3. I am capable of lots of different style of writing.
I didn’t think I would ever write a beat poem in my life but I have and what’s more I didn’t think I would love it and I do! Be experimental. Everything about this project was an experiment and it paid off and I am very happy with it! It taught me to challenge myself and my ideas of what it is “I write”! Don’t limit yourself.

4. I learnt that I am a writer.
I’ve been saying I am a writer for a long time now and I have written bits and bobs in the past but I have never really owned it. I’ve said it shyly, fearing I would be caught out. Now I can say it with pride and with the knowledge that it is a hard won badge of honour. As an actress, I felt I had earnt calling myself that as I slogged away for three years to gain the title. I still felt a bit of a charlatan using the word actress until I got my first job and even now in slow times. I worry that my right to call myself that is slipping through my fingers, but nevertheless I can always that my profession is that of actor. Now I feel I have finally had the baptism of fire I required to fully own the title of writer, at last.

5. Writing makes me feel funny.
The moment I finished writing and reading he final speech and seeing that it met with approval, I burst into tears! I hadn’t expected that at all. I felt like Emma Thompson at the end of sense and sensibility. It was just the sheer relief that I had managed to complete something that I was proud of. That said all the things I set out so say and never made me feel compromised or disheartened. All day yesterday I felt pumped with a nervous excitement I’ve never felt before and I lay awake all last night unable to stop giggling. Even now I feel uncontrollably exhilarated. I didn’t expect it to have a physical rush in the way performing does. I didn’t expect to leave the project on a high the way you do at the end of the show but here I am manic with energy. That is just so unexpected.

6. I can only write when I believe in it.
I don’t mean I only want to write when I believe in it, I mean I quite honestly can’t write something that I think is a terrible idea. Nothing will come out. To leave my hands the words must be something that I feel happy to put my name to. I am not the sort of writer who can bash something out regardless of whether or not I think its good. I have to love it to write it.

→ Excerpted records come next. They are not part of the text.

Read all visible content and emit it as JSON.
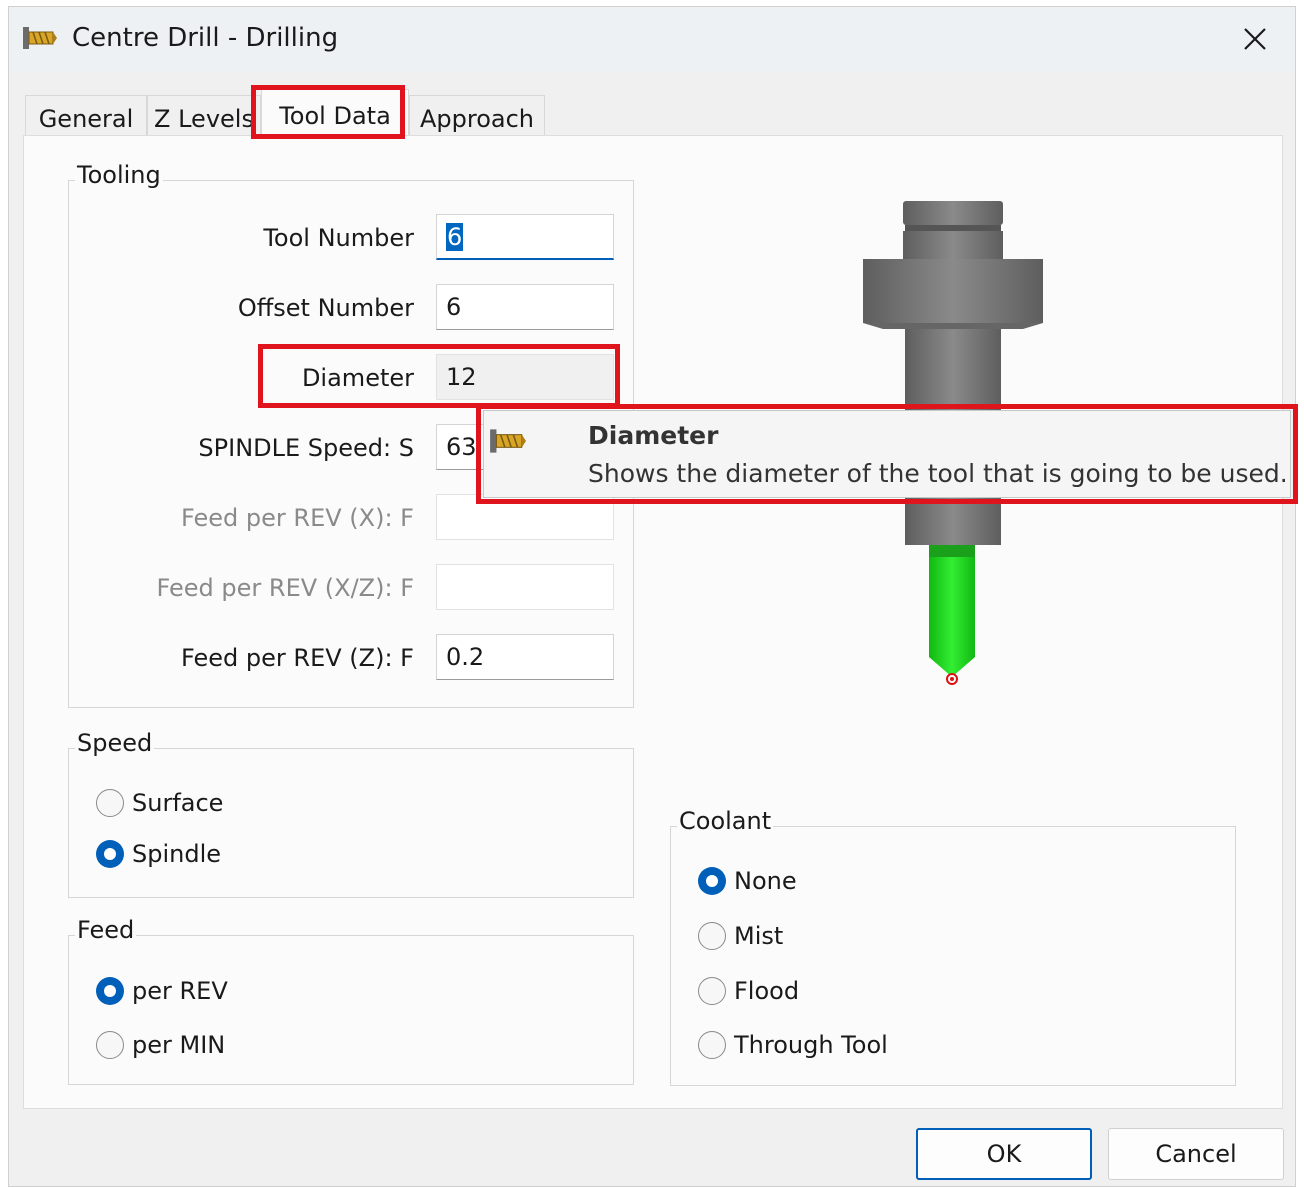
{
  "window": {
    "title": "Centre Drill - Drilling",
    "icon": "drill-tool-icon",
    "close_icon": "close-icon"
  },
  "tabs": [
    {
      "label": "General",
      "active": false
    },
    {
      "label": "Z Levels",
      "active": false
    },
    {
      "label": "Tool Data",
      "active": true
    },
    {
      "label": "Approach",
      "active": false
    }
  ],
  "tooling": {
    "title": "Tooling",
    "fields": [
      {
        "label": "Tool Number",
        "value": "6",
        "state": "focused"
      },
      {
        "label": "Offset Number",
        "value": "6",
        "state": "normal"
      },
      {
        "label": "Diameter",
        "value": "12",
        "state": "readonly"
      },
      {
        "label": "SPINDLE Speed: S",
        "value": "63",
        "state": "normal"
      },
      {
        "label": "Feed per REV (X): F",
        "value": "",
        "state": "disabled"
      },
      {
        "label": "Feed per REV (X/Z): F",
        "value": "",
        "state": "disabled"
      },
      {
        "label": "Feed per REV (Z): F",
        "value": "0.2",
        "state": "normal"
      }
    ]
  },
  "speed": {
    "title": "Speed",
    "options": [
      {
        "label": "Surface",
        "selected": false
      },
      {
        "label": "Spindle",
        "selected": true
      }
    ]
  },
  "feed": {
    "title": "Feed",
    "options": [
      {
        "label": "per REV",
        "selected": true
      },
      {
        "label": "per MIN",
        "selected": false
      }
    ]
  },
  "coolant": {
    "title": "Coolant",
    "options": [
      {
        "label": "None",
        "selected": true
      },
      {
        "label": "Mist",
        "selected": false
      },
      {
        "label": "Flood",
        "selected": false
      },
      {
        "label": "Through Tool",
        "selected": false
      }
    ]
  },
  "tooltip": {
    "title": "Diameter",
    "text": "Shows the diameter of the tool that is going to be used.",
    "icon": "drill-tool-icon"
  },
  "buttons": {
    "ok": "OK",
    "cancel": "Cancel"
  },
  "colors": {
    "highlight": "#e0141d",
    "accent": "#005fb8",
    "tool_body": "#7a7a7a",
    "tool_tip": "#22dd22"
  }
}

7. I draft in my head not on the page
Someone asked me during this “is this your first draft” and I thought “fuck, I forgot about drafts… should I do more” Now I get when there are other people involved then the need for drafts might come into play but in term of what I present by the time it gets to the page, save some typos and a little rephrasing as I go along, drafting is not something I need to do for myself.

8. Now I’ve done that I can write anything.
Like I said, I’ve earned my stripes as a writer now. I can complete big projects with relative ease (it was hard but it never felt impossible). Now there is no excuse. I have lots of ideas buzzing around my head for the next project. The sense of self worth and excitement is addictive and I am ready and excited for whatever I do next. There is no stopping me now. I am a writer!